A more critical reading OneFinance would, however, highlight that the ‘answerable self’ is also engineered through cultural management. While we illustrated how relational ethics allow the ‘answerable self’ to emerge, others may argue that the ‘answerable self’ is simply a more refined form of (neo-)normative control (Fleming & Sturdy, 2009; Jenkins & Delbridge, 2017). For future research, we propose increasing the focus on how ethical sales cultures focusing on relational ethics are engineered and the implications of this for compromising or supporting the answerability of the individual.

Cultivating Ethical Openness

Critical research on the development of ethical and responsible employees outside the financial sector has highlighted the problematic aspects of ethical closure that arise when managerial control regulates a clearly defined ‘ethical’ or ‘responsible’ persona of employees (Costas & Kärreman, 2013; Kärreman & Alvesson, 2010). Here, ethics programs are seen as socio-ideological forms of managerial control systems, which decrease employees’ ethical considerations and reflections outside that valued as relevant for the organization. This minimizes the individual’s range of ethical reflections, not through prohibition and restriction but rather through cultural and discursive control under which only certain ethical considerations are valued as ‘appropriate’ for employees. This risks impersonal engagement, where the ethics from employees’ world of life are excluded and thus little ‘openness’ is left for them to enact their personal answerability (Frandsen et al., 2013).

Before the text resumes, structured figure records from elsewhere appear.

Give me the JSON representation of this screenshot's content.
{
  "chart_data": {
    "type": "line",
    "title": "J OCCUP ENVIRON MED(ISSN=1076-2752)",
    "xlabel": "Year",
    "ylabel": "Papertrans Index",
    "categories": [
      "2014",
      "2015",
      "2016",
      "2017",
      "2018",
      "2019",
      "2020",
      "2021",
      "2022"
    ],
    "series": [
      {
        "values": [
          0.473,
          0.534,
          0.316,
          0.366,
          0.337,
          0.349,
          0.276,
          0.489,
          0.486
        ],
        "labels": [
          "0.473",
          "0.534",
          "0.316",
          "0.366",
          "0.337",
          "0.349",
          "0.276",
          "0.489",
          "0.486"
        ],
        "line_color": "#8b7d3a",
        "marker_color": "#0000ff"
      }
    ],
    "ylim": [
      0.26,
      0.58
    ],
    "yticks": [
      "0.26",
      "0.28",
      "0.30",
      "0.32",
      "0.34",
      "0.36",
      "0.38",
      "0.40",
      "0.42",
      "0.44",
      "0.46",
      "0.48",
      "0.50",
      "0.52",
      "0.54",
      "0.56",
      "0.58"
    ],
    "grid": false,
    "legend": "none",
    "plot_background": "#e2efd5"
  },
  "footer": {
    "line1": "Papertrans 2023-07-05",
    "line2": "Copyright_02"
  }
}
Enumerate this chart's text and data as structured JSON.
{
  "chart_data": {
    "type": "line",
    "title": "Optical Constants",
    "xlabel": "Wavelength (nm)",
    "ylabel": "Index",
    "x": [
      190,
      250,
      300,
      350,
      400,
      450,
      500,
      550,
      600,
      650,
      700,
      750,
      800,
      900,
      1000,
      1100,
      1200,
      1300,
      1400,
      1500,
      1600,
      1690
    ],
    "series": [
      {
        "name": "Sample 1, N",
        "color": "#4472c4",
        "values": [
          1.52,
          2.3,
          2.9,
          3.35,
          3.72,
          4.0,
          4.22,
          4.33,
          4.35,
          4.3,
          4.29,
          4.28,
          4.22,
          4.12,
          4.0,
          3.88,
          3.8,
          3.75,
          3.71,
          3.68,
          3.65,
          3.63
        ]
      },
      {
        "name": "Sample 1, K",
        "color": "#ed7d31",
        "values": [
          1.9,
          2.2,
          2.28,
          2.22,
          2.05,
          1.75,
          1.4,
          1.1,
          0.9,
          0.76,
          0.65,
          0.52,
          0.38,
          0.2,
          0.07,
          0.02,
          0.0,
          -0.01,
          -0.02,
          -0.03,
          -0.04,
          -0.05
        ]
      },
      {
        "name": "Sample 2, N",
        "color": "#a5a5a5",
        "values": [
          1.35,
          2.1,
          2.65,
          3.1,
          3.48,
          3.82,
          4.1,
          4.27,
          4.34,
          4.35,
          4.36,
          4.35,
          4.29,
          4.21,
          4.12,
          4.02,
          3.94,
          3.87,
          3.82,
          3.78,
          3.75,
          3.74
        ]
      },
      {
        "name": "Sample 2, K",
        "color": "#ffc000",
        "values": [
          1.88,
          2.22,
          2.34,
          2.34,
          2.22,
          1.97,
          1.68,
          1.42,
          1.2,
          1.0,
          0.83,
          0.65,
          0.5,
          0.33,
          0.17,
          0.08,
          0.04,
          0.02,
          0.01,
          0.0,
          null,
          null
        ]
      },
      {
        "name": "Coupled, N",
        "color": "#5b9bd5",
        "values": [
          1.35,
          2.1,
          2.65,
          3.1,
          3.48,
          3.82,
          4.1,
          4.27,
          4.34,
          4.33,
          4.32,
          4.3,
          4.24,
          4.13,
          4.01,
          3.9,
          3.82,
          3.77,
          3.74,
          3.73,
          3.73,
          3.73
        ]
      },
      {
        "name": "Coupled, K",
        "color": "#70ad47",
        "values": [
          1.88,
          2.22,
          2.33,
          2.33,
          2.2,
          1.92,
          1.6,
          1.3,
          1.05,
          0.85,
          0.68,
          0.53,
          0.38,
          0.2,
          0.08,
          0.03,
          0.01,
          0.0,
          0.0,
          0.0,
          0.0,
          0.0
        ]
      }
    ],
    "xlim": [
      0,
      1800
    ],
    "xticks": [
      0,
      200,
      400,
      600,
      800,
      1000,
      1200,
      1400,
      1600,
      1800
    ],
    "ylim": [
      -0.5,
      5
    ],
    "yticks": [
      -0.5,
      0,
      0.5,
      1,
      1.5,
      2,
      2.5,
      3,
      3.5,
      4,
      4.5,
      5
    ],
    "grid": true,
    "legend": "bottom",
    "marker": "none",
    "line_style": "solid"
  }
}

In this paper, we problematize the current focus on the cultural alignment of specific ethical values and the fostering of a non-ambiguous ‘ethical’ persona. In particular, our case study of BankNordic demonstrates that the management of ethical cultures may lead to ethical closure to the extent that the ‘answerable selves’ of employees are closed down and they become preoccupied with hiding behind the bank’s procedures. At its extreme, this means that financial advisors are more concerned with ‘covering their own backs’ and following procedures than making the right judgment in relation to customers. Put another way, what is considered to be the ‘right judgment’ is defined solely by the rules and regulations, without any appeal to respond or answer to differentiated customer needs, nor to be honest or ask critical reflexive questions. Instead, we believe that the global financial crisis has shown the compelling need for ethical openness to produce a dialogical space for personal engagement and enacting relational ethics. The cases of BestBank and OneFinance both illustrate that cultures can be designed in a way that allows for such openness. The ‘appropriate advisor’ is morally uncertain, critically self-reflexive, and responsive to the ‘other’ in ambiguous situations in an answerable way. While ethical closure and ethical openness are often seen as opposites, we argue for a perspective under which the two dynamics depend on each other. In the financial sector, there is a need for both ‘answerable selves’ as well as regulations and cultural ethical guidelines. Based on our findings, we encourage future research to continue observing and analyzing attempts to foster ethical sales cultures in the financial sector, specifically in ways that do not compromise the relational ethics of answerability and that allow for ethical openness and critical self-reflexivity.

Conclusion

In this paper, we contribute to the emergent interest in ethical cultures in the financial sector following the global financial crisis. We demonstrate the value of using the Bakhtinian notion of the ‘answerable self’ to discuss the management of ethical sales cultures in banking and analyze empirical evidence from three banks, highlighting the discursive construction of the ‘appropriate employee’ from the positions of formal ethics, content ethics, and relational ethics. Our three main theoretical contributions challenge the assumption of value congruence, demonstrating that identity regulation can both comprise and support the ‘answerable self,’ and advance our understanding of the interdependence of ethical openness and ethical closure in fostering ethical sales cultures. As the world is indeterminate and incomplete, examining ethics remains an ongoing task for practitioners at all organizational levels.